In a preview of the HYEFU next Wednesday (December 11), ANZ senior economist Miles Workman says the decision to loosen the purse strings comes as no surprise "and is something we thought would happen eventually (particularly in the lead-up to the 2020 election)".
"Years of under-investment in key infrastructure means there’s plenty to get on with. But while some may argue that the Government hasn’t gone far enough, current economic conditions (ie capacity constraints) suggest it’s going to be a challenge implementing additional capex in a hurry.
"Infrastructure spending takes time, so if downside risks to the outlook materialise, the fiscal response will need to go a further."
He says while the "fiscal bump" may be coming a little too late for the Reserve Bank's liking [the central bank has been calling for fiscal stimulus to help the economy], "this is what the economy has been crying out for for a long time".
Workman says long lag times for infrastructure spending and typical delays mean it will be difficult for the Government to ramp up capital spending in the current fiscal year (to June 2020), "so we wouldn’t expect to see a significant bump at least until 2021".
"Further, we think it’s unlikely that the Government will push the limits of the 15%-25% debt window for fear of a breach.

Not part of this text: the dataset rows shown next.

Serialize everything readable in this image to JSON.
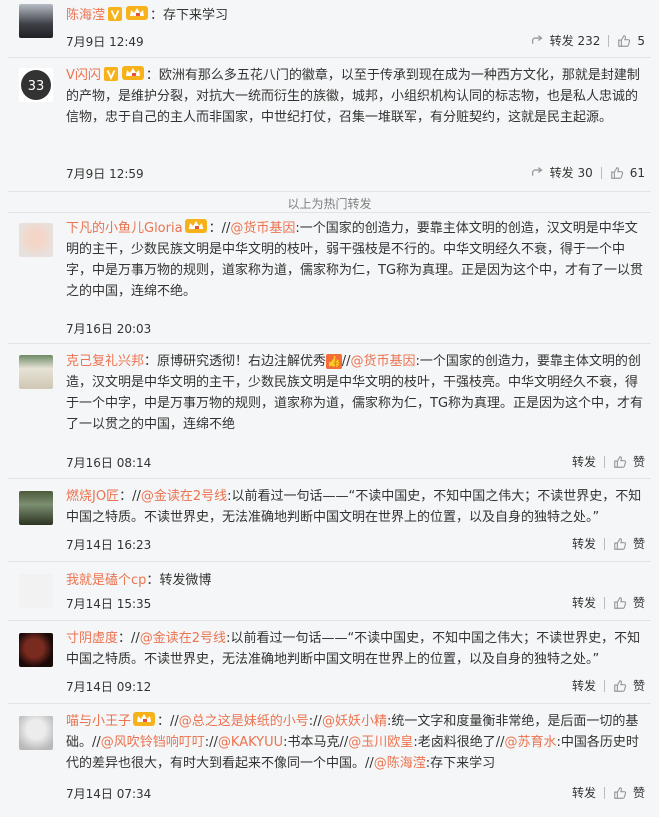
{
  "hot_label": "以上为热门转发",
  "comments": [
    {
      "user": "陈海滢",
      "verified": true,
      "member": true,
      "segments": [
        {
          "t": "text",
          "v": "：存下来学习"
        }
      ],
      "time": "7月9日 12:49",
      "forward_label": "转发 232",
      "like_label": "5"
    },
    {
      "user": "V闪闪",
      "verified": true,
      "member": true,
      "segments": [
        {
          "t": "text",
          "v": "：欧洲有那么多五花八门的徽章，以至于传承到现在成为一种西方文化，那就是封建制的产物，是维护分裂，对抗大一统而衍生的族徽，城邦，小组织机构认同的标志物，也是私人忠诚的信物，忠于自己的主人而非国家，中世纪打仗，召集一堆联军，有分赃契约，这就是民主起源。"
        }
      ],
      "time": "7月9日 12:59",
      "forward_label": "转发 30",
      "like_label": "61"
    },
    {
      "user": "下凡的小鱼儿Gloria",
      "verified": false,
      "member": true,
      "segments": [
        {
          "t": "text",
          "v": "：//"
        },
        {
          "t": "mention",
          "v": "@货币基因"
        },
        {
          "t": "text",
          "v": ":一个国家的创造力，要靠主体文明的创造，汉文明是中华文明的主干，少数民族文明是中华文明的枝叶，弱干强枝是不行的。中华文明经久不衰，得于一个中字，中是万事万物的规则，道家称为道，儒家称为仁，TG称为真理。正是因为这个中，才有了一以贯之的中国，连绵不绝。"
        }
      ],
      "time": "7月16日 20:03",
      "forward_label": "",
      "like_label": ""
    },
    {
      "user": "克己复礼兴邦",
      "verified": false,
      "member": false,
      "segments": [
        {
          "t": "text",
          "v": "：原博研究透彻！右边注解优秀"
        },
        {
          "t": "emoji",
          "v": "👍"
        },
        {
          "t": "text",
          "v": "//"
        },
        {
          "t": "mention",
          "v": "@货币基因"
        },
        {
          "t": "text",
          "v": ":一个国家的创造力，要靠主体文明的创造，汉文明是中华文明的主干，少数民族文明是中华文明的枝叶，干强枝亮。中华文明经久不衰，得于一个中字，中是万事万物的规则，道家称为道，儒家称为仁，TG称为真理。正是因为这个中，才有了一以贯之的中国，连绵不绝"
        }
      ],
      "time": "7月16日 08:14",
      "forward_label": "转发",
      "like_label": "赞"
    },
    {
      "user": "燃烧JO匠",
      "verified": false,
      "member": false,
      "segments": [
        {
          "t": "text",
          "v": "：//"
        },
        {
          "t": "mention",
          "v": "@金读在2号线"
        },
        {
          "t": "text",
          "v": ":以前看过一句话——“不读中国史，不知中国之伟大；不读世界史，不知中国之特质。不读世界史，无法准确地判断中国文明在世界上的位置，以及自身的独特之处。”"
        }
      ],
      "time": "7月14日 16:23",
      "forward_label": "转发",
      "like_label": "赞"
    },
    {
      "user": "我就是磕个cp",
      "verified": false,
      "member": false,
      "segments": [
        {
          "t": "text",
          "v": "：转发微博"
        }
      ],
      "time": "7月14日 15:35",
      "forward_label": "转发",
      "like_label": "赞"
    },
    {
      "user": "寸阴虚度",
      "verified": false,
      "member": false,
      "segments": [
        {
          "t": "text",
          "v": "：//"
        },
        {
          "t": "mention",
          "v": "@金读在2号线"
        },
        {
          "t": "text",
          "v": ":以前看过一句话——“不读中国史，不知中国之伟大；不读世界史，不知中国之特质。不读世界史，无法准确地判断中国文明在世界上的位置，以及自身的独特之处。”"
        }
      ],
      "time": "7月14日 09:12",
      "forward_label": "转发",
      "like_label": "赞"
    },
    {
      "user": "喵与小王子",
      "verified": false,
      "member": true,
      "segments": [
        {
          "t": "text",
          "v": "：//"
        },
        {
          "t": "mention",
          "v": "@总之这是妹纸的小号"
        },
        {
          "t": "text",
          "v": "://"
        },
        {
          "t": "mention",
          "v": "@妖妖小精"
        },
        {
          "t": "text",
          "v": ":统一文字和度量衡非常绝，是后面一切的基础。//"
        },
        {
          "t": "mention",
          "v": "@风吹铃铛响叮叮"
        },
        {
          "t": "text",
          "v": "://"
        },
        {
          "t": "mention",
          "v": "@KAKYUU"
        },
        {
          "t": "text",
          "v": ":书本马克//"
        },
        {
          "t": "mention",
          "v": "@玉川欧皇"
        },
        {
          "t": "text",
          "v": ":老卤料很绝了//"
        },
        {
          "t": "mention",
          "v": "@苏育水"
        },
        {
          "t": "text",
          "v": ":中国各历史时代的差异也很大，有时大到看起来不像同一个中国。//"
        },
        {
          "t": "mention",
          "v": "@陈海滢"
        },
        {
          "t": "text",
          "v": ":存下来学习"
        }
      ],
      "time": "7月14日 07:34",
      "forward_label": "转发",
      "like_label": "赞"
    }
  ],
  "colors": {
    "link": "#eb7350",
    "text": "#333333",
    "muted": "#808080",
    "bg": "#f5f6f7",
    "member_badge": "#f7b21b",
    "verified_badge": "#f7b21b"
  }
}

"Perhaps a more realistic guess (note: forecasting political decisions is a mug’s game) is that net debt will be allowed to lift to around 23% of GDP by 2022, and maintained around that level thereafter."
This implied a possible increase in spending in the $10-15 billion range, Workman said.
"That said, the Government may want to hold something sweet back for the Budget 2020 and next year’s election, meaning an increase closer to $5 billion is arguably just as likely. It really comes down to your interpretation of ‘significant’.
"Nonetheless, a lift in spending by $5 billion or more will certainly give nominal GDP growth a decent bump (eg a $1 billion lift in Government spending over the year to June 2019 would have added 0.35%pts to annual nominal GDP growth).
"However, as a rule of thumb, for every 1% the nominal economy has grown over the past 30 years, the real economy has grown about 0.6%. Based on this, an extra $10 billion in spending over the next five years could bump up real GDP growth by around 0.3-0.5%pts, but the profile of the extra spending is what really matters for growth and we won’t know that until HYEFU day."
In terms of how the Government's current debt position is tracking, Workman said while it is true that net debt came in below 20% of GDP in both the 2018 and 2019 fiscal years, it was at 20.2% in the first four months of the current (2020) fiscal year, and based on 2019 Budget and Economic Forecast Update (BEFU) forecasts and the "washing out of positive one-off factors", this was poised to rise in the near term before any additional spending is factored in.
"In fact, if the Treasury’s economic outlook were downgraded sufficiently, it is possible debt would be forecast to come in above 20% in 2022 anyway.
"So to some extent, the signalled fiscal ‘loosening’ could partly be a result of not having to tighten fiscal policy just to show the forecasts achieving the 20% point target."